The cyber attack on Jaguar Land Rover (JLR) will cost an estimated £1.9bn and be the most economically damaging cyber event in UK history, according to researchers.
This is the first such estimate from an agency on the hack’s impact on JLR, which accounted for more than 71% of Tata Motors’ ₹4.4 trillion revenue in 2024-25. The UK-based carmaker had posted a profit of £1.8 billion in the last fiscal.
Experts at the Cyber Monitoring Centre (CMC) have analysed the continuing fallout from the hack, which halted the car giant’s production on 1 September for five weeks and caused widespread delays across JLR’s supply chain.
According to the CMC, 5,000 businesses have been affected in total and a full recovery will not be reached until January 2026.
JLR declined to comment on the research but said it is bringing portions of manufacturing back online in a phased approach.
The CMC is an independent, non-profit organisation that analyses and categorises cyber events, which impact the UK financially.
It has classified the JLR incident as a Category 3 event, which is significant. Category 5 is the most severe.

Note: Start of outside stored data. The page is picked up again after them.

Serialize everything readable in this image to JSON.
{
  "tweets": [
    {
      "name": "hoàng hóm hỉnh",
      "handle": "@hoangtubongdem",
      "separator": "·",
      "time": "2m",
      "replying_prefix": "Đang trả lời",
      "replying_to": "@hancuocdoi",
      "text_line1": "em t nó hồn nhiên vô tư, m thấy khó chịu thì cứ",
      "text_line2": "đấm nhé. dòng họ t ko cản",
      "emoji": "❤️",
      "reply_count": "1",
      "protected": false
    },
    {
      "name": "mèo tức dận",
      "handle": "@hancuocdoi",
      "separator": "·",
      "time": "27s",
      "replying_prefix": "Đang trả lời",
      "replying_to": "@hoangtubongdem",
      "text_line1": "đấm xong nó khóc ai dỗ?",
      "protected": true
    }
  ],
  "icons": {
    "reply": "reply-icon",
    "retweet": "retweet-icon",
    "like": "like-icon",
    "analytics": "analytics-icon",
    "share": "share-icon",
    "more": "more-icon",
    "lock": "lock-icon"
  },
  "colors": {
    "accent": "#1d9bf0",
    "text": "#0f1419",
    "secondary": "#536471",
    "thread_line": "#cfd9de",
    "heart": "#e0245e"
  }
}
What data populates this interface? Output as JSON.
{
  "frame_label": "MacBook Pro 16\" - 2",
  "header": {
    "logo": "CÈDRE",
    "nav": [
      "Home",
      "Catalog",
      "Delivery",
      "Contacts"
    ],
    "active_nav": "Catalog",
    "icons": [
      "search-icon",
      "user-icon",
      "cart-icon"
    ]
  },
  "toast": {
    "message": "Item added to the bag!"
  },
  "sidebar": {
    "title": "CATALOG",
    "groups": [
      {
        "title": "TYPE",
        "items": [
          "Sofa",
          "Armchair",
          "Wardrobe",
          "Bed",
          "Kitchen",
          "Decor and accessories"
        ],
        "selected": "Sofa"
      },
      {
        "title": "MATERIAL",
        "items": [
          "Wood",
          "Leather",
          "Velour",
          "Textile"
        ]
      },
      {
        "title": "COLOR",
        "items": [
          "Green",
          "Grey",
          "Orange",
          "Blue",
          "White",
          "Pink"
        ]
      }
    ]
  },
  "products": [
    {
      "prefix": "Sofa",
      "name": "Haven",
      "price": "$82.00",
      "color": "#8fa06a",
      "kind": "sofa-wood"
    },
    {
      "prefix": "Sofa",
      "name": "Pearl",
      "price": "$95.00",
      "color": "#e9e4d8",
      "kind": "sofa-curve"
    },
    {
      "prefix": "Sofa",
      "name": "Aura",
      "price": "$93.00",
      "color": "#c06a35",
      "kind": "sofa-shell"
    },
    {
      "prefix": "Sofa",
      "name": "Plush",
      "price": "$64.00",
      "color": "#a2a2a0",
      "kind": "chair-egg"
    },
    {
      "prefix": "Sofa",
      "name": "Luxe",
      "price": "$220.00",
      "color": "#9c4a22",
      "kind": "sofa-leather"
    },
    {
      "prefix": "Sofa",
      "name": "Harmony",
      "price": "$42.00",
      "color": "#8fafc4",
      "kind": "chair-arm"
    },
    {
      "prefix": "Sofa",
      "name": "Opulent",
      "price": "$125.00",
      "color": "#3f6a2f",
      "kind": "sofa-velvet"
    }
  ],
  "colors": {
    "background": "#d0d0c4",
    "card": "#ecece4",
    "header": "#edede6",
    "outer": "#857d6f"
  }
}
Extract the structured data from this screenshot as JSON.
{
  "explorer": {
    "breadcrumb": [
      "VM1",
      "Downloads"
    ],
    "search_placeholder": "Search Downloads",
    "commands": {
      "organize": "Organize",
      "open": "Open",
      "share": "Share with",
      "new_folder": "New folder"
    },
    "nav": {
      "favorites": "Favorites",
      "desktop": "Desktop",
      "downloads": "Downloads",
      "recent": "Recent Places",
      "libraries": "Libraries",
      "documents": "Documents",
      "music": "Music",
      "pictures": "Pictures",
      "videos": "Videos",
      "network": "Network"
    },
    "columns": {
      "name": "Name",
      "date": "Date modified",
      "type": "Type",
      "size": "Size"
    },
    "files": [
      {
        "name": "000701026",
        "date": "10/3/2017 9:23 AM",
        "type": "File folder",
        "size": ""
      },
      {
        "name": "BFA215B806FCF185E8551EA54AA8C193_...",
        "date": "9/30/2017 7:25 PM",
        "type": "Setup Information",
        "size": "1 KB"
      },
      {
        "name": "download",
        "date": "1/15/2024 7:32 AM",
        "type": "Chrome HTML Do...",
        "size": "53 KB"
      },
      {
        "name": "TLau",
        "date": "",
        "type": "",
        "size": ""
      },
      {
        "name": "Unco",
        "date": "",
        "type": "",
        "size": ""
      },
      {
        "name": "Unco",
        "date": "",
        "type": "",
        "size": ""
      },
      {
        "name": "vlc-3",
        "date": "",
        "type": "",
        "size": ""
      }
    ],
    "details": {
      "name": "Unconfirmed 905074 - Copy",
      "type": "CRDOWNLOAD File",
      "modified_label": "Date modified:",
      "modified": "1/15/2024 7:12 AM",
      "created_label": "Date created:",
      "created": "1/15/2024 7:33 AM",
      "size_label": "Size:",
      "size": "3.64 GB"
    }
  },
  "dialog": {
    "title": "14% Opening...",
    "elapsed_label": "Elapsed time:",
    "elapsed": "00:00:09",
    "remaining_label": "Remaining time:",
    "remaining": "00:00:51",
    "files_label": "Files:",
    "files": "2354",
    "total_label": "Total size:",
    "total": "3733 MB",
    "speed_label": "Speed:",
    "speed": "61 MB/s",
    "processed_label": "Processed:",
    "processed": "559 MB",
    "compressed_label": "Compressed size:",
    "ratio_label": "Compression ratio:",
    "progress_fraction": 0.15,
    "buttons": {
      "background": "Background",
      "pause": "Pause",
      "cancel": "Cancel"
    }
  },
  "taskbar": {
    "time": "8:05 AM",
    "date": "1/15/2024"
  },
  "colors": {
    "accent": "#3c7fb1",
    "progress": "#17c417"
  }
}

Ciaran Martin, chair of the CMC’s technical committee said: “With a cost of nearly £2bn, this incident looks to have been by some distance, the single most financially damaging cyber event ever to hit the UK.
“That should make us all pause and think. Every organisation needs to identify the networks that matter to them, and how to protect them better, and then plan for how they’d cope if the network gets disrupted.”
This is the second report published by the CMC, which uses publicly available information, surveys and interviews with industry experts and victims to make its assessments.
Tata Motors-owned Jaguar Land Rover is likely to suffer a loss of £540 million ( ₹6,300 crore)—about a third of its 2024-25 profit—due to the September cyberattack, according to Cyber Monitoring Centre, an independent agency that tracks the impact of cyber hits on UK-based firms.